The XX Factor

A Conversation Between an OB-GYN and Her Trump-Supporting Father About Sexual Assault

Donald Trump in New York City in 2005, the year of the leaked Access Hollywood video in which he bragged about sexual assault.

Brad Barket/Getty Images

When I was 10 years old, a grown man reached between my legs and squeezed. I was at a local toy store. My father was in the next aisle and heard me scream. The man got away, but the memory of this event has stayed with me ever since. It happened again when I was 30. This time I was standing in an elevator at work, wearing my doctor’s white coat. A man reached between my legs from behind and squeezed. I reported him to HR, and he spun the story, saying I had molested him.

These memories lie dormant for most of the time, tucked away in a place I choose consciously not to acknowledge. But the Taser I own, the keys I keep clutched between my knuckles when walking alone, and the fear I feel for my own daughter are testaments to how you can never truly erase this kind of violation.

Since the video surfaced on Friday of Donald Trump’s awful comments about women, I’ve had a hard time containing these memories. And despite a pact with my Trump-supporting father not to talk politics, I reached out and pleaded with him not to vote for a man who could so casually brag about sexual assault and, in so doing, encourage the kind of behavior that has left me feeling violated and scared. (I’ve fixed a few typos in the below exchanges.)

Hi my papa,

I know the economy is a huge issue and something you care about very much. But I’m assuming you watched the video released yesterday where Trump said heinous things about women, including “You can do anything. Grab ’em by the pussy.”

When I was 10 years old, a man put his hands between my legs and squeezed. You remember, you were there and tried to help catch him. I’m 33 now and I still think about this often/feel violated and scared whenever I walk alone by strange men. You may say, some men are bad people and that what Trump said was just normal guy talk and he didn’t mean it, but words matter. This is the proposed leader of our country and most powerful man in the world. I beg you not to vote for a man that encourages the kind of talk or behavior that made me so scared as a little girl and that still makes me sick to my stomach today. Please.

My father’s response:

What he said was typical bravado between guys in a private conversation 10 years ago not physical action and not uncommon among males… I don’t believe it is any way as bad as what Bill did during his presidency and you want him and his lying wife back at the helm.  No way, I will take vulgarity over someone who failed to help our people in Benghazi and sold weapons to ISIS… And to top it off we are now $20 trillion in debt. Come on, how long do you think it will before we have a major meltdown economically?

I wrote back:

Then don’t vote. If your hate her don’t vote for her but don’t vote for him. It’s not typical bravado talk. It’s the kind of talk that leads to people violating your daughter.

He replied:

I’m sorry to say what Trump said does not hold a candle to the things I have heard. It’s a poor world that believes a moment of vulgarity results in action. For me it’s just more left PC crap. Re: association with those horrible events you mentioned, I would never vote for someone that had or tried to commit such an act on any woman.

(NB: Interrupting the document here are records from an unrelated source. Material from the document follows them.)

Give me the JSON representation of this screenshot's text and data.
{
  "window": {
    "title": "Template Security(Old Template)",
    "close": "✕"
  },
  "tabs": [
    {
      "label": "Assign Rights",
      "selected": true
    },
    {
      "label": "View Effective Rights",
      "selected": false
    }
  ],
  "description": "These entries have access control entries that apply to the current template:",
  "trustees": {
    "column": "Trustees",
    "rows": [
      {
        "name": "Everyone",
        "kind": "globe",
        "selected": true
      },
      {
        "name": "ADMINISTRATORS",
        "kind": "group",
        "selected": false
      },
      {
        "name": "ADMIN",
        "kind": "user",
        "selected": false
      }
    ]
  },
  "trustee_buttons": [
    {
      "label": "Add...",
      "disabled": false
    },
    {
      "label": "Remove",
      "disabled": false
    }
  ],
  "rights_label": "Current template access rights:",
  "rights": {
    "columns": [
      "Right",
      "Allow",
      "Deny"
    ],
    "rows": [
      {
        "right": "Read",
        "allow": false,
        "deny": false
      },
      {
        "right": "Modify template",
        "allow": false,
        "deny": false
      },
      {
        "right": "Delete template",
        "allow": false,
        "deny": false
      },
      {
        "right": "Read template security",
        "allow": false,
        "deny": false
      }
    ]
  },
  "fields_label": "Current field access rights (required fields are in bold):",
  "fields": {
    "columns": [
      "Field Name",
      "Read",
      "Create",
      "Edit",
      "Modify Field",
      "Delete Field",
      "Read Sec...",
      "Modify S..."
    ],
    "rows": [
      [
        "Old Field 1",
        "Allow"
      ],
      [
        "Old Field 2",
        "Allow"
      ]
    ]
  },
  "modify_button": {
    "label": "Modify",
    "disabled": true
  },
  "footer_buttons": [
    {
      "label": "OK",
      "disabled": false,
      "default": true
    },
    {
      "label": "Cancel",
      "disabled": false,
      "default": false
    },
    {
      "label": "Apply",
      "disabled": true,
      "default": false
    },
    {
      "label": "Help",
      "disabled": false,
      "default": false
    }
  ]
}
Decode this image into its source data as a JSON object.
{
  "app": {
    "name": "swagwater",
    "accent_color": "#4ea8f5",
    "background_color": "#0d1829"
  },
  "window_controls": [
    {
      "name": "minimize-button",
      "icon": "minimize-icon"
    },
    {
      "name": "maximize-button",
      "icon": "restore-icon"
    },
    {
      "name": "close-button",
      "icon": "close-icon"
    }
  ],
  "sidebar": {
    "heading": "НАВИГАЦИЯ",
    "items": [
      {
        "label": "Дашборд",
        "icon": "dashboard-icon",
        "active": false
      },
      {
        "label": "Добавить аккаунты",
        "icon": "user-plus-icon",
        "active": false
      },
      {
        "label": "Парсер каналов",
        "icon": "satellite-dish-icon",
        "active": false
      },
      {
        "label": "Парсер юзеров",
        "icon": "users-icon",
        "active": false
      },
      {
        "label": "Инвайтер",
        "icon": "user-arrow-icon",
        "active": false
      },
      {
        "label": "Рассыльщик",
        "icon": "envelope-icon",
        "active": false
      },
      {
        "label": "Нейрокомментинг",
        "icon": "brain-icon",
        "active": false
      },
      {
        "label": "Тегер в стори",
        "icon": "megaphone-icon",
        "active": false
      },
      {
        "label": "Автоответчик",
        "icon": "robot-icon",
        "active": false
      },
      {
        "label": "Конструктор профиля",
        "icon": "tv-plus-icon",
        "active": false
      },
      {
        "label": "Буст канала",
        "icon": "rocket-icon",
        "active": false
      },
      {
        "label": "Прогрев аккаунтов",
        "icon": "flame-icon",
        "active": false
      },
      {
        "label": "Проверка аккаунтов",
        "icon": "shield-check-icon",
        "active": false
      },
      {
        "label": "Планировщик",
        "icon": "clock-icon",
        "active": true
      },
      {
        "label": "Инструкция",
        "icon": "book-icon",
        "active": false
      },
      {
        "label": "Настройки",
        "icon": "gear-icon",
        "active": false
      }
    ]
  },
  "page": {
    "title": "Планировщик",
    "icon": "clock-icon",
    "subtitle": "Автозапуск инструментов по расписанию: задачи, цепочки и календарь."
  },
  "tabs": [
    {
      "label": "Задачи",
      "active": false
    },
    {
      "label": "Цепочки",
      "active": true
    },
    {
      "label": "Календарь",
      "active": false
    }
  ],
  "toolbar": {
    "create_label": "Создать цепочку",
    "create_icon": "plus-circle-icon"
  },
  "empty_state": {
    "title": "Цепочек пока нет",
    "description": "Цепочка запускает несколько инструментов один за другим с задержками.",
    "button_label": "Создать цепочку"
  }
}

I share this exchange not to put my father in a bad light, but rather to tell a story about how many Americans interpret Trump’s misogyny. My father is a well-educated, loving man who would do anything for his family, except maybe look beyond what is staring us in the face as a nation: that women don’t matter as much as men.

As an OB-GYN physician, I’ve heard an alarming number of personal stories similar to mine, and so much worse. Women are molested, raped, and violated all. the. time. Rape, Abuse, and Incest National Network estimates that 1 in every 6 American women will be the victim of an attempted or completed rape in her lifetime. The prevalence of child sexual abuse is harder to define, because these events often go unreported.

It’s possible, though not likely, that Trump’s remarks will be old hat by later this week. But these kinds of events don’t go away. They stay with their victim for the rest of their life. They sneak to the surface and masquerade as things such as chronic pelvic pain, painful intercourse, stomach upset, depression, anxiety. They can befuddle a woman’s mental and physical health to the point of isolation and lifelong suffering. Sexual assault is a major health concern and one that we don’t acknowledge enough.

It’s easy to say that Trump’s comments are typical male banter, but words like his encourage a society that turns its back on sexual assault and devalues women. Words like his perpetuate a culture of silence and passivity. And my conversation with my father has convinced me that even many people who have witnessed sexual assault firsthand believe so strongly in Trump’s phony message of change that they will overlook his avalanche of misogyny and hate.

Recently I was about to appear on a public radio station to discuss women’s health issues. “Don’t say anything controversial,” my father told me.